If I were now to ask what your government is doing to end gender inequality, the most likely answer would be the same as if it were asking what the EU is doing to make up for this equality deficit. That is to say, nobody or hardly anyone knows, which is not surprising in the case of the EU, since it is normal for people not to know viejasfollando (and not because there is no information) what the EU does for the citizen.

Differences in sex and gender

What do the data on the European Union say? Well, among many things…

  • European women earn 16.2% less than men, or that they would have to work 59 days more than men to earn the same pay.

  • The unemployment rate in Europe for women is about 12% higher.

  • There are fewer disabled women working than men.

  • Women spend around 40 hours on household chores, about 13 hours more than men.

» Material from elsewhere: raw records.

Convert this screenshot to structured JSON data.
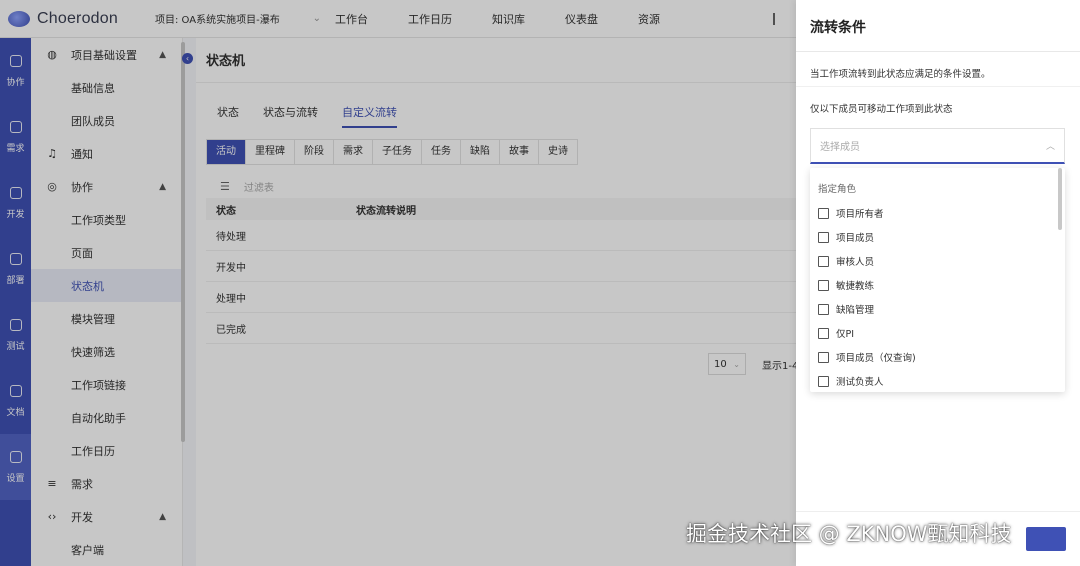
{
  "topbar": {
    "logo": "Choerodon",
    "project": "项目: OA系统实施项目-瀑布",
    "nav": [
      "工作台",
      "工作日历",
      "知识库",
      "仪表盘",
      "资源"
    ]
  },
  "rail": [
    {
      "label": "协作",
      "icon": "collab-icon"
    },
    {
      "label": "需求",
      "icon": "layers-icon"
    },
    {
      "label": "开发",
      "icon": "code-icon"
    },
    {
      "label": "部署",
      "icon": "deploy-icon"
    },
    {
      "label": "测试",
      "icon": "clipboard-icon"
    },
    {
      "label": "文档",
      "icon": "doc-icon"
    },
    {
      "label": "设置",
      "icon": "settings-icon"
    }
  ],
  "sidebar": {
    "group_settings": "项目基础设置",
    "settings_items": [
      "基础信息",
      "团队成员"
    ],
    "notify": "通知",
    "group_collab": "协作",
    "collab_items": [
      "工作项类型",
      "页面",
      "状态机",
      "模块管理",
      "快速筛选",
      "工作项链接",
      "自动化助手",
      "工作日历"
    ],
    "demand": "需求",
    "group_dev": "开发",
    "dev_items": [
      "客户端"
    ]
  },
  "main": {
    "title": "状态机",
    "tabs": [
      "状态",
      "状态与流转",
      "自定义流转"
    ],
    "type_tabs": [
      "活动",
      "里程碑",
      "阶段",
      "需求",
      "子任务",
      "任务",
      "缺陷",
      "故事",
      "史诗"
    ],
    "filter_placeholder": "过滤表",
    "table": {
      "headers": [
        "状态",
        "状态流转说明"
      ],
      "rows": [
        "待处理",
        "开发中",
        "处理中",
        "已完成"
      ]
    },
    "page_size": "10",
    "page_info": "显示1-4"
  },
  "drawer": {
    "title": "流转条件",
    "description": "当工作项流转到此状态应满足的条件设置。",
    "member_label": "仅以下成员可移动工作项到此状态",
    "member_placeholder": "选择成员",
    "dropdown_group": "指定角色",
    "roles": [
      "项目所有者",
      "项目成员",
      "审核人员",
      "敏捷教练",
      "缺陷管理",
      "仅PI",
      "项目成员（仅查询)",
      "测试负责人"
    ]
  },
  "watermark": "掘金技术社区 @ ZKNOW甄知科技",
  "colors": {
    "accent": "#3f51b5",
    "rail": "#3f51b5"
  }
}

  • 59% of university graduates are women, while male university professors account for 82%.

  • Only 32% of scientists or engineers are women.

  • The poverty rate or the possibility of falling into poverty is higher for women than for men, and that it increases even more in proportion to age.

  • Only 14% of European ambassadors are women.

  • Only 9 out of 10 deans are female.

  • Of every 100 large companies, only 3 have a president.

  • Only 2% of EU ministers are women.

  • Only 26% of the main characters in the news are women.

How does the EU help in this matter?

As you can see, there does not seem to be much left to do, but it seems that everything remains to be done. These are data known to all, or at least they ring a bell, we have listened to them and that’s it. As usual, we believe that problems are solved on their own or will be solved.

As we are all accustomed to hearing how bad the European Union is, especially now that we are in crisis, we forget to remember how positive it is and how much the EU has achieved in these 60 years of European integration.

Obviously gender inequality cannot be regarded as an achievement in Europe, but what cannot be said is that the EU has not acted in this field or, at the very least, has not attempted it? unlike many national governments, whose projects to guarantee gender equality have gone through the elimination of the Quota Acts or the reduction or elimination of budget allocations for equality.